Por Euclides Correia (CeProK)

Cabo Verde sempre teve uma forte tradição de emigração (Carreira, 1983; Góis, 2008; Évora & Grassi, 2007; Carvalho, 2009; Barros, 2008) e a própria literatura cabo-verdiana tem mostrado isso com “a pesca das baleias nas águas do arquipélago”, contudo, só na década de 90 do século passado, passou a ser um país de imigração consequentemente um “país de transição[1]” (Marcelino, 2013) que não deixa de ser um país residencial em especial, para os imigrantes oriundos dos países da CEDEAO. Esses imigrantes vinham por vias diplomáticas-cooperação, eram profissionais qualificados e alguns se encontravam numa hierarquia social muito baixa. Hoje, “sobretudo as mulheres guineenses encontram-se no comércio informal e os homens na construção civil” (Furtado, 2011, p.4). Para a maioria dos imigrantes Cabo Verde não é a “terra prometida”, no entanto, para os Bissau-Guineenses a é, apesar das suas vivências repletas de adversidades.

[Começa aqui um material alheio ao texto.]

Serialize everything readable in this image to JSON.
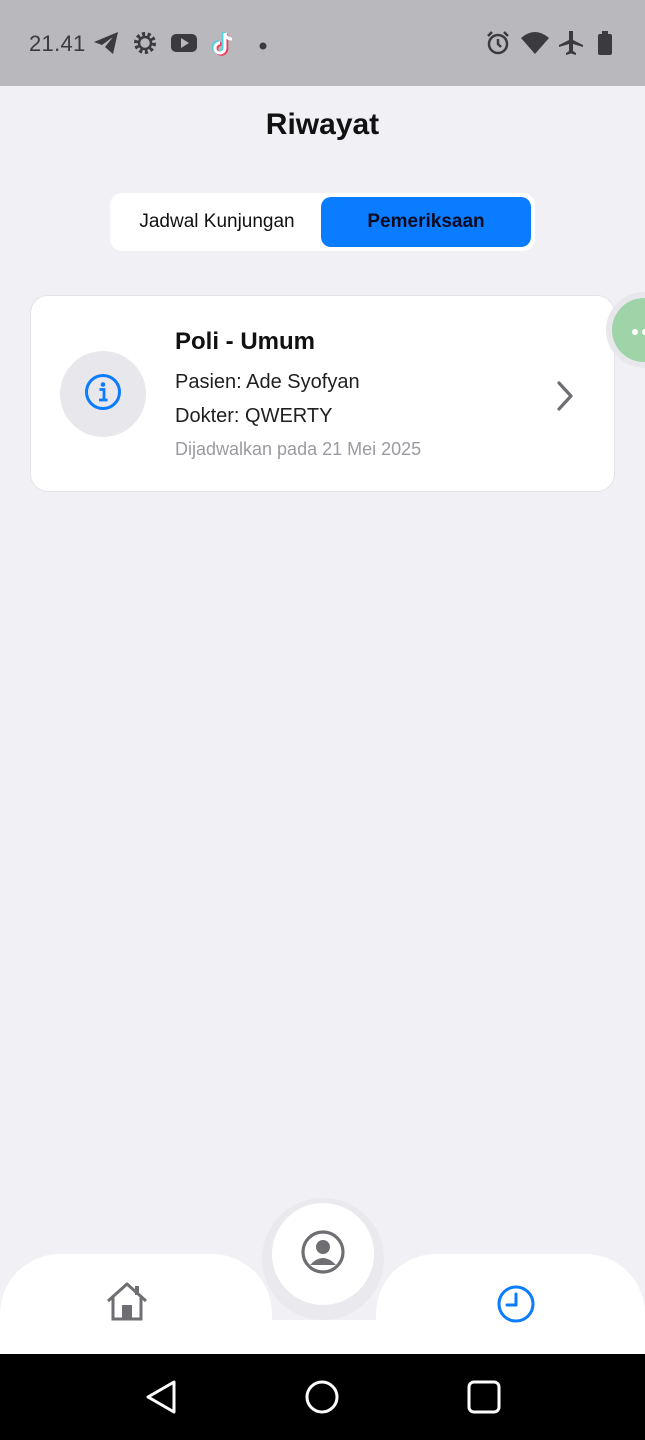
{
  "status_bar": {
    "time": "21.41",
    "left_icons": [
      "telegram-icon",
      "settings-gear-icon",
      "youtube-icon",
      "tiktok-icon",
      "notification-dot-icon"
    ],
    "right_icons": [
      "alarm-icon",
      "wifi-icon",
      "airplane-icon",
      "battery-icon"
    ]
  },
  "header": {
    "title": "Riwayat"
  },
  "tabs": [
    {
      "label": "Jadwal Kunjungan",
      "active": false
    },
    {
      "label": "Pemeriksaan",
      "active": true
    }
  ],
  "records": [
    {
      "icon": "info-icon",
      "title": "Poli - Umum",
      "patient": "Pasien: Ade Syofyan",
      "doctor": "Dokter: QWERTY",
      "scheduled": "Dijadwalkan pada 21 Mei 2025"
    }
  ],
  "bottom_nav": {
    "items": [
      {
        "icon": "home-icon",
        "active": false
      },
      {
        "icon": "profile-icon",
        "active": false
      },
      {
        "icon": "history-clock-icon",
        "active": true
      }
    ]
  },
  "colors": {
    "accent": "#0a7cff",
    "background": "#f1f1f5",
    "status_bar": "#b8b8bd",
    "card": "#ffffff",
    "muted_text": "#9a9aa0",
    "float_bubble": "#9ed4a8"
  }
}
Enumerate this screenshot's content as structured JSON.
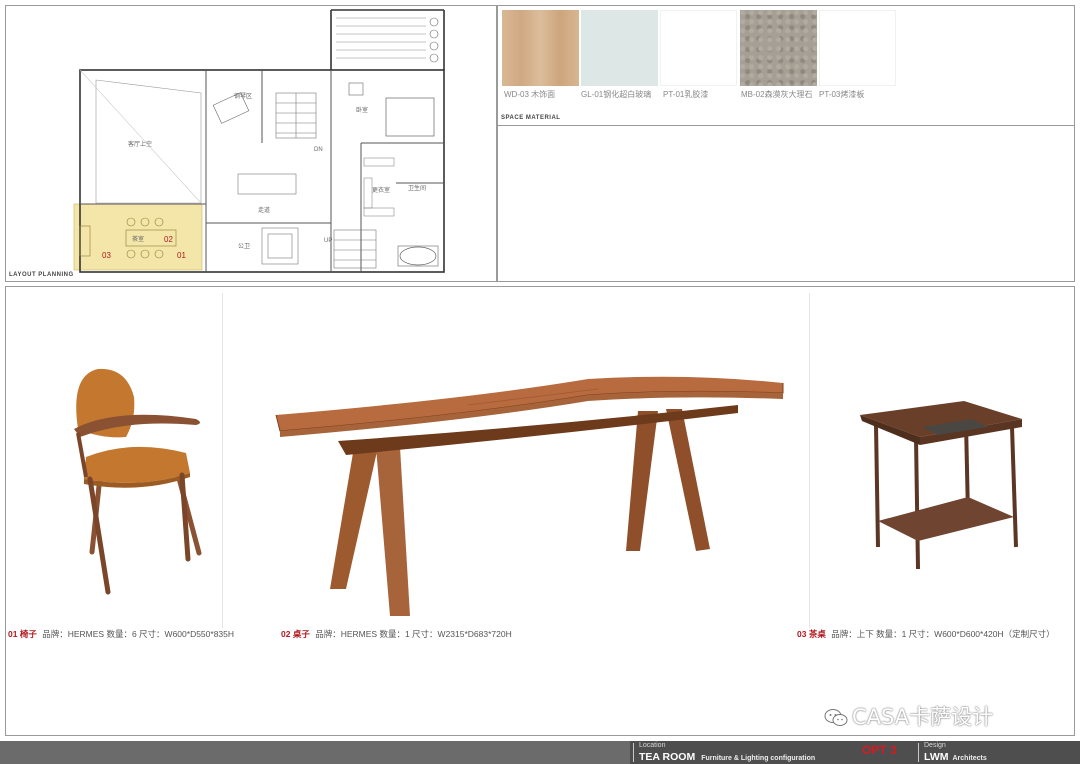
{
  "layout_panel": {
    "label": "LAYOUT  PLANNING",
    "rooms": {
      "living": "客厅上空",
      "piano": "钢琴区",
      "bedroom": "卧室",
      "corridor": "走道",
      "dn": "DN",
      "up": "UP",
      "cloak": "更衣室",
      "bath": "卫生间",
      "tea": "茶室",
      "powder": "公卫",
      "n01": "01",
      "n02": "02",
      "n03": "03"
    }
  },
  "materials": {
    "label": "SPACE  MATERIAL",
    "items": [
      {
        "code": "WD-03 木饰面",
        "color": "#d7b491"
      },
      {
        "code": "GL-01钢化超白玻璃",
        "color": "#dfe8e6"
      },
      {
        "code": "PT-01乳胶漆",
        "color": "#ffffff"
      },
      {
        "code": "MB-02森漠灰大理石",
        "color": "#a59f95"
      },
      {
        "code": "PT-03烤漆板",
        "color": "#ffffff"
      }
    ]
  },
  "furniture": [
    {
      "num": "01",
      "name": "椅子",
      "spec": "品牌：HERMES  数量：6  尺寸：W600*D550*835H"
    },
    {
      "num": "02",
      "name": "桌子",
      "spec": "品牌：HERMES  数量：1  尺寸：W2315*D683*720H"
    },
    {
      "num": "03",
      "name": "茶桌",
      "spec": "品牌：上下  数量：1  尺寸：W600*D600*420H（定制尺寸）"
    }
  ],
  "watermark": "CASA卡萨设计",
  "footer": {
    "location_label": "Location",
    "location": "TEA ROOM",
    "subtitle": "Furniture & Lighting configuration",
    "option": "OPT 3",
    "design_label": "Design",
    "design": "LWM",
    "design_sub": "Architects"
  },
  "colors": {
    "accent": "#b0191e",
    "option": "#d21c22",
    "footer_dark": "#4e4e4e",
    "footer_mid": "#6b6b6b",
    "highlight": "#f3e6a8",
    "leather": "#c06a3e",
    "walnut": "#7a4a2c"
  }
}
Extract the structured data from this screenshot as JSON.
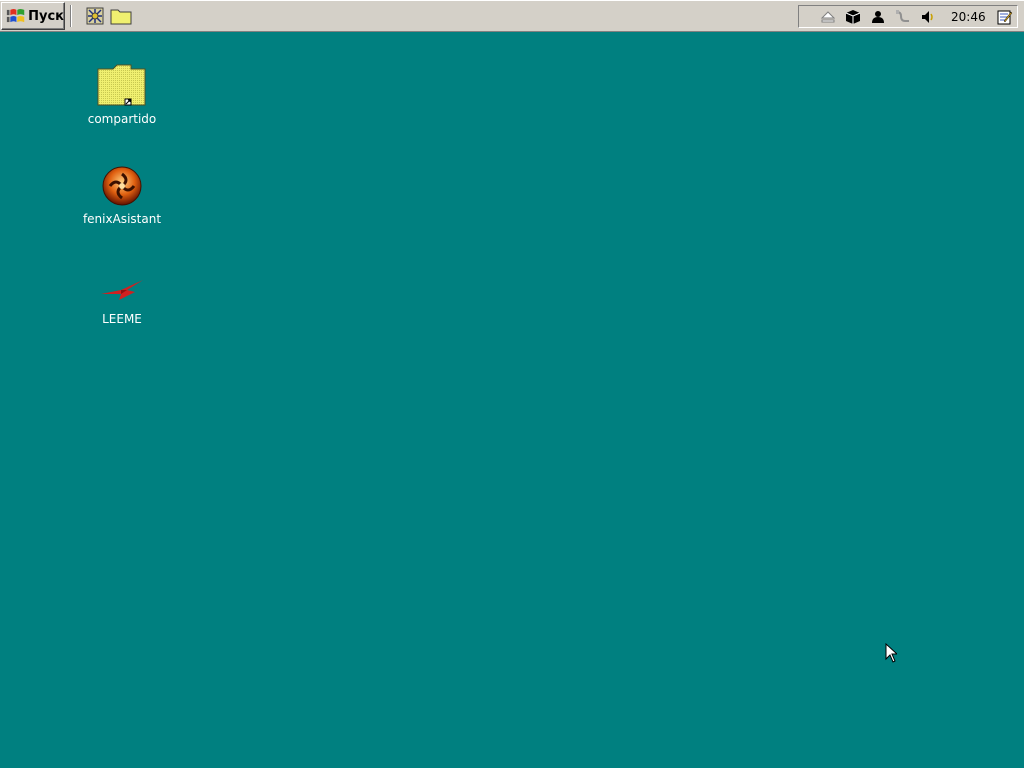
{
  "taskbar": {
    "start_label": "Пуск",
    "quick_launch": [
      {
        "icon": "network-icon"
      },
      {
        "icon": "folder-icon"
      }
    ],
    "tray": {
      "icons": [
        "eject-icon",
        "box-icon",
        "user-icon",
        "network-cable-icon",
        "volume-icon"
      ],
      "clock": "20:46",
      "end_icon": "notepad-icon"
    }
  },
  "desktop": {
    "background_color": "#008080",
    "icons": [
      {
        "label": "compartido",
        "icon": "shared-folder-icon"
      },
      {
        "label": "fenixAsistant",
        "icon": "fenix-icon"
      },
      {
        "label": "LEEME",
        "icon": "readme-icon"
      }
    ]
  }
}
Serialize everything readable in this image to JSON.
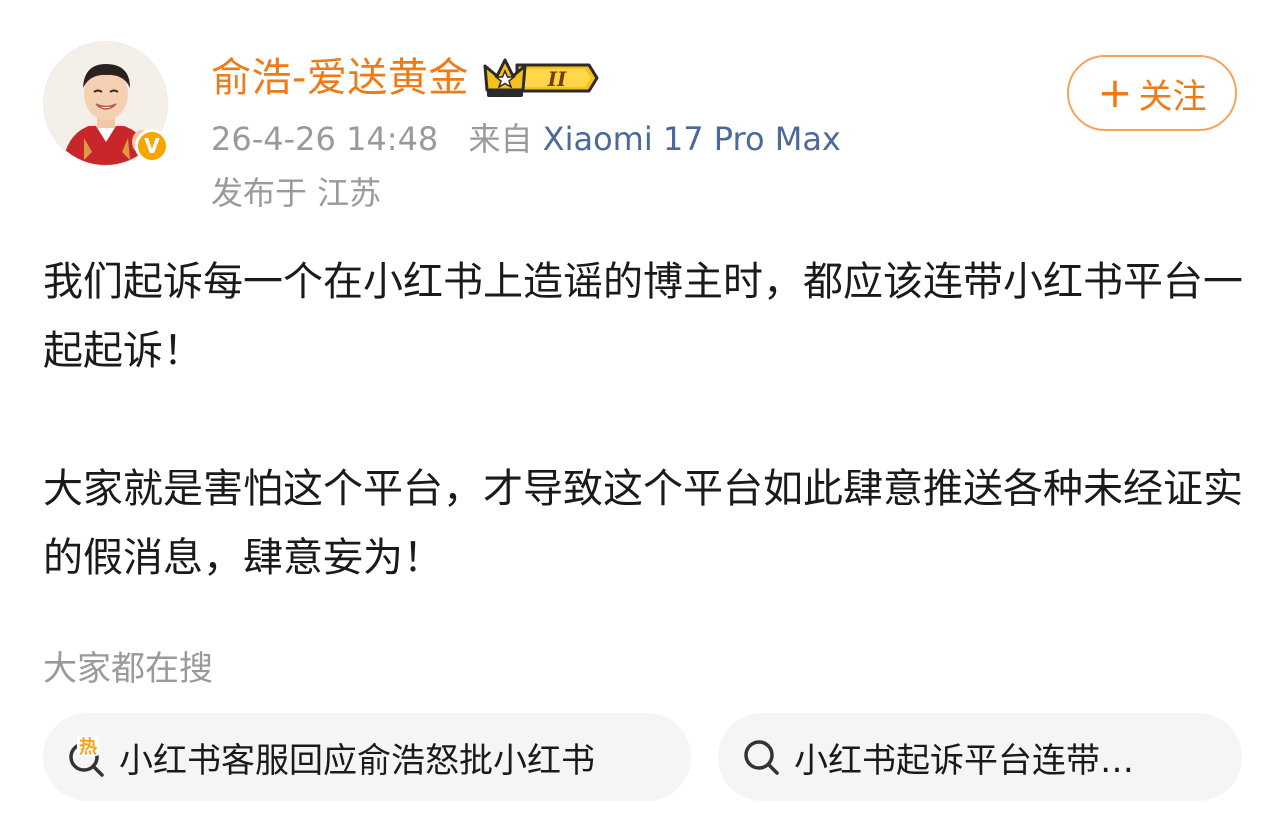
{
  "author": {
    "name": "俞浩-爱送黄金",
    "verified_mark": "V",
    "level_badge_text": "II",
    "follow_label": "关注",
    "follow_plus": "+"
  },
  "meta": {
    "timestamp": "26-4-26 14:48",
    "source_prefix": "来自",
    "device": "Xiaomi 17 Pro Max",
    "location": "发布于 江苏"
  },
  "post": {
    "paragraph1": "我们起诉每一个在小红书上造谣的博主时，都应该连带小红书平台一起起诉！",
    "paragraph2": "大家就是害怕这个平台，才导致这个平台如此肆意推送各种未经证实的假消息，肆意妄为！"
  },
  "search_section": {
    "title": "大家都在搜",
    "chips": [
      {
        "label": "小红书客服回应俞浩怒批小红书",
        "icon": "hot-search-icon",
        "hot_text": "热"
      },
      {
        "label": "小红书起诉平台连带…",
        "icon": "search-icon"
      }
    ]
  },
  "colors": {
    "accent_orange": "#f07a16",
    "device_blue": "#4b6a9a",
    "muted_gray": "#9a9a9a",
    "badge_gold": "#f7a600"
  }
}
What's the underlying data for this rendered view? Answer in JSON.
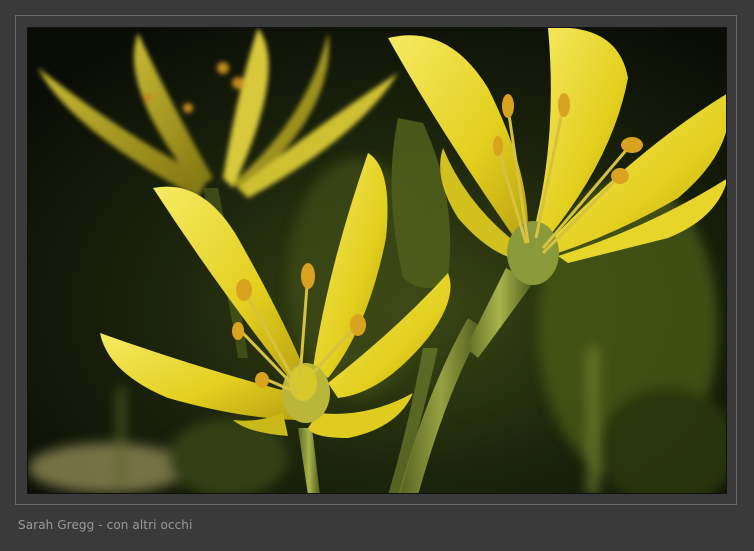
{
  "photo": {
    "subject": "yellow-star-flowers",
    "colors": {
      "background_dark": "#0f140a",
      "petal_yellow": "#e8d62a",
      "petal_light": "#f3e75a",
      "stamen_orange": "#d9a21f",
      "stem_green": "#8a9a3a"
    }
  },
  "caption": {
    "text": "Sarah Gregg - con altri occhi"
  },
  "colors": {
    "page_background": "#3a3a3a",
    "frame_border": "#6a6a6a",
    "caption_text": "#9a9a9a"
  }
}
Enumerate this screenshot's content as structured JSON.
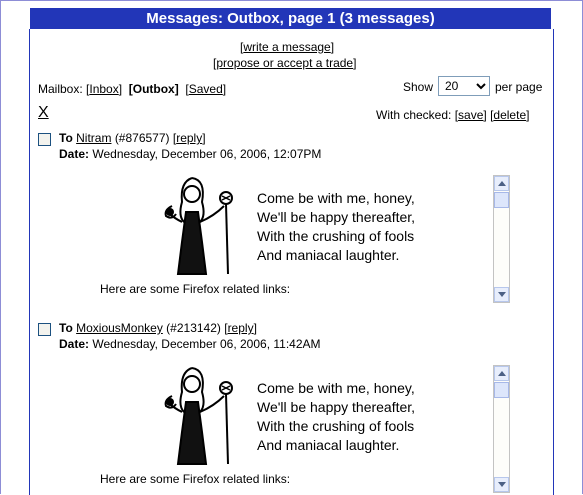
{
  "title": "Messages: Outbox, page 1 (3 messages)",
  "actions": {
    "write": "write a message",
    "propose": "propose or accept a trade"
  },
  "mailbox": {
    "label": "Mailbox:",
    "inbox": "Inbox",
    "outbox": "Outbox",
    "saved": "Saved"
  },
  "show": {
    "label": "Show",
    "value": "20",
    "suffix": "per page"
  },
  "toggle_all": "X",
  "with_checked": {
    "label": "With checked:",
    "save": "save",
    "delete": "delete"
  },
  "messages": [
    {
      "to_label": "To",
      "recipient": "Nitram",
      "id": "(#876577)",
      "reply": "reply",
      "date_label": "Date:",
      "date": "Wednesday, December 06, 2006, 12:07PM",
      "poem": [
        "Come be with me, honey,",
        "We'll be happy thereafter,",
        "With the crushing of fools",
        "And maniacal laughter."
      ],
      "footer": "Here are some Firefox related links:"
    },
    {
      "to_label": "To",
      "recipient": "MoxiousMonkey",
      "id": "(#213142)",
      "reply": "reply",
      "date_label": "Date:",
      "date": "Wednesday, December 06, 2006, 11:42AM",
      "poem": [
        "Come be with me, honey,",
        "We'll be happy thereafter,",
        "With the crushing of fools",
        "And maniacal laughter."
      ],
      "footer": "Here are some Firefox related links:"
    }
  ],
  "colors": {
    "header": "#2236b8",
    "border": "#2236b8"
  },
  "icons": {
    "figure": "sorceress-drawing",
    "checkbox": "checkbox-icon"
  }
}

Após 2008, tem-se deparado nas Instituições do Ensino Superior (IES) em Cabo Verde uma população universitária bastante heterogénea proveniente de várias nacionalidades (Guineense, Senegalesa, Nigeriana, Santomense, Queniana, Moçambicana, Timorense), e demais outras, como portuguesa, latina-americana com menor expressividade. Isso pressupõe ao Estado, as instituições do ensino superior e as instituições que coordenam as políticas de imigração refletirem criticamente sobre as políticas de imigração, no tocante o acesso e permanência desses imigrantes no ensino superior, não só por questões de ordens económicas ou financeiras, mas sobretudo, para uma maior democratização da sociedade» e do «aprofundamento da justiça social (Dias Sobrinho, 2010). A presença dessa população universitária heterogénea, vai questionar a universidade no seu todo, não só os regulamentos internos, políticas académicas, mas também os “curricula” (conteúdos de ensino, programas da disciplina, e de cursos), o implica uma democratização do acesso.
No caso da comunidade Bissau-guineense a maior residente em Cabo Verde, a maioria deles que frequentaram ou que estão a frequentar as IES na cidade da Praia tem idades compreendidas entre os 24 a 45 anos; originários de bairros pobres da Guiné-Bissau (Bairro de Ajuda, Farim, Missirá, enfim); e são descendentes de famílias com fraco capital cultural e económico. Geralmente, os Bissau-guineense chegam a Cabo Verde como trabalhadores migrantes e acabam por estudar e dar continuidade aos seus estudos superiores no país. Neste momento, encontram-se nas residências estudantis de algumas universidades e outros a residirem no bairro da Várzea.
A partir do Modelo dos 4As declarado pelas Nações Unidas (1999), podemos conhecer os problemas e os constrangimentos enfrentados pelos Bissau-guineense no acesso ao ensino superior. Primeiro aspeto, percebe-se que a educação superior em Cabo Verde está disponível, já que há uma massificação das IES no país, ou seja, há uma diversidade de programas de ensino, (aproximadamente 10 IES e escolas profissionais).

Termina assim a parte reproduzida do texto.